Radiosity Approach for the Shortwave Surface Radiation Balance in Complex Terrain

The influence of topography on the radiation balance in complex terrain has so far been investigated either with very simple or very sophisticated approaches that are limited, respectively, by an uncontrolled spatial representation of radiative fluxes or heavy computational efforts. To bridge this gap in complexity, this paper proposes the radiosity approach, well known in computer graphics, to study anisotropic reflections of radiation in complex terrain. To this end the radiosity equation is rederived in the context of three-dimensional radiative transfer. The discretized equation is solved by means of an adapted version of progressive refinement iteration. To systematically study terrain effects, the geometrical disorder provided by the topography is considered in its simplest approximation by Gaussian random fields.
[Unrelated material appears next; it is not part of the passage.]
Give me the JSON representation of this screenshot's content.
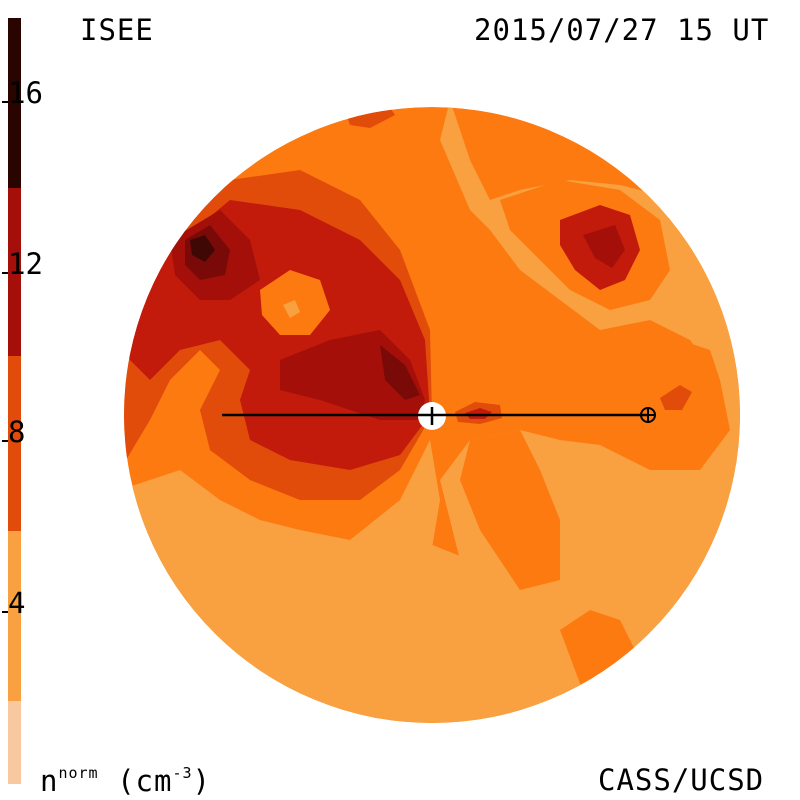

These model topographies capture the most important length scales of complex terrain, namely a typical elevation and a typical valley width via the variance and the correlation length of the field, respectively. The mean reflected radiation is computed as a function of these length scales and sun elevation, thereby explicitly addressing finite system sizes and grid resolutions. A comparison with an isotropic parameterization of terrain reflections reveals that mean values are similar whereas spatial distributions vary remarkably. It is also shown that the mean reflected radiation in real topography is reasonably well characterized by the Gaussian approximation. As a final application of the method, the effective albedo of a topography is shown to vary with sun elevation and domain-averaged albedo, leading to albedo differences up to 0.025.